Делались систематические записи и в других местах — правда, не давшие такого обилия текстов: в Белозерском крае (Б. и Ю. Соколовы — 28 номеров), в Саратовском крае (М. и Б. Соколовы и другие — 24 номера), в Сибири (Тан-Богораз, Гуляев и др. — 27 номеров); довольно значительный былинный материал записан у казаков донских, терских, уральских, оренбургских (собрания Листопадова, Арефина, Догадина, Железновых, Мякушина, Панкратьева, Карпинского3.

Наконец в 1926—1928 гг., по давно задуманному плану и под непосредственным руководством Б. и Ю. Соколовых, были предприняты экспедиции в б. Олонецкую губернию на Онежское озеро, Водлозеро и на Кенозеро (теперь Карельская республика и часть Вологодской губернии), как-раз в те места, где некогда производились записи былин Рыбниковым и Гильфердингом. Эта экспедиция «по следам Рыбникова и Гильфердинга», с одной стороны, дала возможность записать 370 номеров былинных текстов, с другой — сделать важные для науки наблюдения над законами былинных традиций на протяжении трех-четырех поколений, установить характер происходящих изменений в эпосе и законы его отмирания.

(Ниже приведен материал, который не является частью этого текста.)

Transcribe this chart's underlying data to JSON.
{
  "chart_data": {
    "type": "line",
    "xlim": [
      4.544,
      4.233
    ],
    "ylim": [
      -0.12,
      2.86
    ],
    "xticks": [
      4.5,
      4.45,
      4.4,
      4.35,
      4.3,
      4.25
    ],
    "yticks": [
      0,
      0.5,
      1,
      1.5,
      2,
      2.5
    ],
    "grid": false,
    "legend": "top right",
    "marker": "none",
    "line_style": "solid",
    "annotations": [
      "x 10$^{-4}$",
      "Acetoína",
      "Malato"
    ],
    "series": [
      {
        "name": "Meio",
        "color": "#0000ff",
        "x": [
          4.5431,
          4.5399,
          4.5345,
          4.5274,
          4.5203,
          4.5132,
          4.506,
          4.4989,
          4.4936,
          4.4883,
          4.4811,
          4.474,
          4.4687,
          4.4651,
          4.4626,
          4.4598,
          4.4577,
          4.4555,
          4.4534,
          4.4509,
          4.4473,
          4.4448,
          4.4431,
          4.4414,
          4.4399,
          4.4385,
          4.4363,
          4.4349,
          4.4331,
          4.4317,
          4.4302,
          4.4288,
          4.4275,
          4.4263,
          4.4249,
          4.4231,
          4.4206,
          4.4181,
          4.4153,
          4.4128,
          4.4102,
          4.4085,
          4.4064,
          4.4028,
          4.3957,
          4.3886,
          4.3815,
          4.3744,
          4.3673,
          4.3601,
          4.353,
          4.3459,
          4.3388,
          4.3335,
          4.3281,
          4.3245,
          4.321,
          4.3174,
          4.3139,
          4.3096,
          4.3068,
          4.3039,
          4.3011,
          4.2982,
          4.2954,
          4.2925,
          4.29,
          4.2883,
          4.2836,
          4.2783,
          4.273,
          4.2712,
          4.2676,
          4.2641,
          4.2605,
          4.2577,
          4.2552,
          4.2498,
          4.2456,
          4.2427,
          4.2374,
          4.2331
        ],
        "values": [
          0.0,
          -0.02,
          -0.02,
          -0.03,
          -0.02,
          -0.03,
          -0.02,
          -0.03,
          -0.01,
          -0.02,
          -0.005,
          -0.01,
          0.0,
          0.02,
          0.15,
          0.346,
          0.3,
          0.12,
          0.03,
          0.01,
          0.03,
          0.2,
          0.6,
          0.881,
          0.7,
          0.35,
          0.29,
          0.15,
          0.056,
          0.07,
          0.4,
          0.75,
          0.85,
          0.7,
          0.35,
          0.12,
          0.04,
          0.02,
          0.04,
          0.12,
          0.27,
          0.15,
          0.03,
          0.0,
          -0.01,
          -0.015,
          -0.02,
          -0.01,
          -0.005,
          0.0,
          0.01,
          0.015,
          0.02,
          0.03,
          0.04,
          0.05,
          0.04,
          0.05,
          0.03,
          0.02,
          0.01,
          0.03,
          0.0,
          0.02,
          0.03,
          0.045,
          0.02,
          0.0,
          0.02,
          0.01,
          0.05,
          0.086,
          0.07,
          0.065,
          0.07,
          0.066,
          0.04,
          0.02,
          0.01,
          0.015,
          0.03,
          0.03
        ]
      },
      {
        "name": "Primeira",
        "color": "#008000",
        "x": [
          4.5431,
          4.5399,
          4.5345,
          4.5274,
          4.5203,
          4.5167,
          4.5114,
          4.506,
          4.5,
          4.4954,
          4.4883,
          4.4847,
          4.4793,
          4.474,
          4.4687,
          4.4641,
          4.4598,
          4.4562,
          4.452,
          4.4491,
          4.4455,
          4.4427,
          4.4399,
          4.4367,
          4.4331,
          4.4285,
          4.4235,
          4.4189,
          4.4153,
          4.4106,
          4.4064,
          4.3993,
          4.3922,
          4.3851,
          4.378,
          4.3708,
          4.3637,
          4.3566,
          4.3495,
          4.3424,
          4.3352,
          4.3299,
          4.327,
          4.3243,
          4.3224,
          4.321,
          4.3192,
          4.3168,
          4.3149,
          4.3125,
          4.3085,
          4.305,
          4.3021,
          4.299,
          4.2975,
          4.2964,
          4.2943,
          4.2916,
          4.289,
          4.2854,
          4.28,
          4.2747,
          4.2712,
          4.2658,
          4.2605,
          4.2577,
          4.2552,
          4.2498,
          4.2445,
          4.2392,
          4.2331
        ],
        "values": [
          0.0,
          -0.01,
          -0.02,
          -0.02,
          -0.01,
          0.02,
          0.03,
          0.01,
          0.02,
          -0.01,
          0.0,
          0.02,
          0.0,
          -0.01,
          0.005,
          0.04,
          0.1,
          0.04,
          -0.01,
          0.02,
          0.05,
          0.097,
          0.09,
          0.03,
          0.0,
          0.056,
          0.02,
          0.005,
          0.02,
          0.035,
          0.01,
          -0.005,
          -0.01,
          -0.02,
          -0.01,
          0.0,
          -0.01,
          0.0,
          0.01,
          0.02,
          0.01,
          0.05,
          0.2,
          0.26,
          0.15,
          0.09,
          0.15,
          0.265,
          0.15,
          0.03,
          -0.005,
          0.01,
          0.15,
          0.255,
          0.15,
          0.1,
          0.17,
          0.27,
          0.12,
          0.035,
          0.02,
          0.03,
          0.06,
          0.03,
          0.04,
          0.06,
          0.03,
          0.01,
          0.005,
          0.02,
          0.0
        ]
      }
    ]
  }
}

ГЕОГРАФИЧЕСКОЕ РАСПРОСТРАНЕНИЕ

Наблюдения над географическим распространением былин по месту сделанных записей показали, что, хотя главным хранителем былинного эпоса является далекий, глухой север — Архангельская губерния, б. Олонецкая губерния, Сибирь, — былины в XIX веке, и частью даже в XX в., были записаны понемногу в северной и южной Великороссии (губернии Московская, Новгородская, Ленинградская, Владимирская, Калужская, Тульская, Орловская, Смоленская, Воронежская), в Поволжьи — Среднем и Нижнем (губернии Нижегородская, Саратовская, Ульяновская, Самарская) и среди русского казачества на Тереке, Волге, Дону и по Уралу. Это дало право предполагать, что в более древнее время былины пелись среди всего великорусского населения. Что касается следов бытования русских былин на Украине, то таких следов очень немного. Былин в подлинном смысле — записано не было. Ученые извлекают косвенные данные из употребления в украинском фольклоре былинных имен (например, Олексий Попович, Чурило, Михайлик) и частью сходных сюжетов и некоторых свидетельств XVI века, например, предания об Илье Муромце и его гробнице в Киевских «пещерах».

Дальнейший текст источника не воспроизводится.